Menos norte-americanos solicitaram auxílio-desemprego na semana passada, já que as demissões nos EUA permaneceram baixas, apesar das crescentes preocupações com o enfraquecimento do mercado de trabalho.
O Departamento do Trabalho informou na quinta-feira que os pedidos de seguro-desemprego nos EUA caíram em 9.000, para 198.000, na semana encerrada em 10 de janeiro, 207.000 a menos que na semana anterior. O número foi significativamente menor do que os 215 mil analistas esperavam, compilados pela empresa de dados FactSet.
Os pedidos de subsídio de desemprego são vistos como um indicador de despedimentos e estão próximos de um indicador em tempo real da saúde do mercado de trabalho.
Na semana passada, o governo informou que as contratações permaneceram lentas em Dezembro, coroando um ano de fracos ganhos de emprego que desencorajaram os candidatos a emprego, enquanto as demissões e as taxas de desemprego permanecem baixas.
Os empregadores criaram apenas 50 mil empregos no mês passado, praticamente inalterados em relação aos 56 mil revisados para baixo em novembro, informou o Departamento do Trabalho na sexta-feira.

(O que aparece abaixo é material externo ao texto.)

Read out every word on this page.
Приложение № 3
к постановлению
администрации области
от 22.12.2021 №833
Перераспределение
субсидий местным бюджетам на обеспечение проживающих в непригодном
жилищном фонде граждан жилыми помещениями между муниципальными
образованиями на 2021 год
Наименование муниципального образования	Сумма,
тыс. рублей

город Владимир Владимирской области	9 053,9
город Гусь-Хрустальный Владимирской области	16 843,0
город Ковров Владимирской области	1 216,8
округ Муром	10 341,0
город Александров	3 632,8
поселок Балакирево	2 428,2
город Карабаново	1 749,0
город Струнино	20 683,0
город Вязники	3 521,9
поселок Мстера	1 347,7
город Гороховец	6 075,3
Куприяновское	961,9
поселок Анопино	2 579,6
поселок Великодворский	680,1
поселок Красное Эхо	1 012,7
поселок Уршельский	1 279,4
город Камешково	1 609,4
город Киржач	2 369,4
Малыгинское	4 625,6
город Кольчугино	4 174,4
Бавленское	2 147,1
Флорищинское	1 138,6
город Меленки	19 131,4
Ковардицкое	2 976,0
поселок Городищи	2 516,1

A taxa de desemprego caiu para 4,4%, a primeira queda desde junho, ante 4,5% em novembro, também uma queda significativa.
Também na semana passada, o Departamento do Trabalho informou que as empresas registaram significativamente menos empregos em Novembro do que no mês anterior, um sinal de que os empregadores ainda não estão a intensificar as contratações, apesar de o crescimento ter acelerado.
As empresas e agências governamentais registaram 7,1 milhões de empregos abertos no final de Novembro, abaixo dos 7,4 milhões em Outubro. As demissões também diminuíram, pois as empresas parecem estar mantendo trabalhadores, apesar de relutantes em contratar trabalhadores, uma tendência que os economistas chamam de “contratações baixas, demissões baixas”.
Os últimos dados governamentais mostraram um mercado de trabalho em que as contratações perderam claramente dinamismo, alimentadas pela incerteza levantada pelas tarifas do presidente Donald Trump e pelos efeitos persistentes das taxas de juro mais elevadas por parte da Fed em 2022 e 2023 para combater a inflação causada pela pandemia.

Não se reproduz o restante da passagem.